I have this machine. There's a drive belt inside the transmission compartment that has likely broken. I've changed mine about 5 times over the years. Someone in the previous posts has already suggested tipping it onto the auger and removing the sliding pan off the bottom of the transmission. In order to replace the belt you can remove the bolts holding the shaft and gear sprockets on that side and once loosened you can slip the new belt in between the housing and the drive assembly. Not complicated but not something you want to have to do in the winter without a heated garage.


----------



## SnowThrower2020 (Oct 4, 2020)

Does anyone have the actual manual for this Eaton Viking? I recently acquired one and after it had been sitting for at least 25-30 years (in storage) and after finding out there was fuel left in it, I cleaned the tank, replaced the carb and fuel line and got it going! and to my amazement, everything works! I've searched the internet far and wide and cannot find the manual for the snowblower itself, but I have found the manual for the 5HP Tecumseh. I'd like to find out the belt sizes and what not, any help would be much appreciated!


----------



## YegBird (Nov 18, 2021)

This post just helped me figure out what to do to fix my machine!!


----------



## Yanmar Ronin (Jan 31, 2015)

YegBird said:


> This post just helped me figure out what to do to fix my machine!!


Glad to hear it, and welcome to SBF.


----------



## Suburban Guy (12 mo ago)

mfor4x4 said:


> Hey max_edmonton, I have the exact same snowblower. Mine had a tecumseh engine on it, I replaced it with a Princess Auto Honda clone motor. Changed the belt and all the chains inside and out on it. I also changed all the bearings, it's a really good machine. If your needing any help just ask, I can always pull the over off mine and look at what mine is set up to and post pics if needed.

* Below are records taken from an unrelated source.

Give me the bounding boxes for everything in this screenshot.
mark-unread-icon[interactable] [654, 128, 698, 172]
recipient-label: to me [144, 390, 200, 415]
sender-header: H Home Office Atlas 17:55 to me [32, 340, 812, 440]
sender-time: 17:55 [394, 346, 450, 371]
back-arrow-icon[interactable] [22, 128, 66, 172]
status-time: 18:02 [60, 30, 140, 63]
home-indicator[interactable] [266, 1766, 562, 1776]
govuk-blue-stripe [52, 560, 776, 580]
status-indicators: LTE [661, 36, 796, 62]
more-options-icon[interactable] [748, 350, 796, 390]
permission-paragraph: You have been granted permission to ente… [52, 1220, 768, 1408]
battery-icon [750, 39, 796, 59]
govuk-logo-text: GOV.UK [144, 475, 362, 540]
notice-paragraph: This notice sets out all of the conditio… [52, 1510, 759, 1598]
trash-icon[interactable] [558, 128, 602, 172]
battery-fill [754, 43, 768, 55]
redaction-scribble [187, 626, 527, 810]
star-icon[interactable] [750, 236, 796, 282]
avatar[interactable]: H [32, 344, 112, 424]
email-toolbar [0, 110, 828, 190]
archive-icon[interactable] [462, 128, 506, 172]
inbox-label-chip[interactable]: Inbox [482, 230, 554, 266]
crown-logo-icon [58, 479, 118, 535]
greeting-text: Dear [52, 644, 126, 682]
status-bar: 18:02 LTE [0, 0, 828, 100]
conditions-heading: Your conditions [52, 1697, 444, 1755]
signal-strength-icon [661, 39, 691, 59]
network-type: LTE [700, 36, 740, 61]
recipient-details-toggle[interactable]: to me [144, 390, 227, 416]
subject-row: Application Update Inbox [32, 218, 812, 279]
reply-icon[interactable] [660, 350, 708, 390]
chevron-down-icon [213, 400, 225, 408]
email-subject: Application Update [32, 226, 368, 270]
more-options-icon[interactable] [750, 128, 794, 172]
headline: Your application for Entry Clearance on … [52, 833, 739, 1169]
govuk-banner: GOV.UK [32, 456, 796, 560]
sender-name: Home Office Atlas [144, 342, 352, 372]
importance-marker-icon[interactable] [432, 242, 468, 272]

Exact same machine here, also. Replaced the old, temperamental Tecumseh with an actual Honda engine from Princess Auto, (when they used to sell Honda engines). The 5.5 HP, GX160 was a perfect match. The bolt holes lined up perfectly and the shaft height and diameter were also the same, so no need to change the belt length or drive pulley. Decided to fully restore it with some new bearings and what have you.--a very easy job on such a simple machine. Looks like new and a perfect size. A pleasure to use.


----------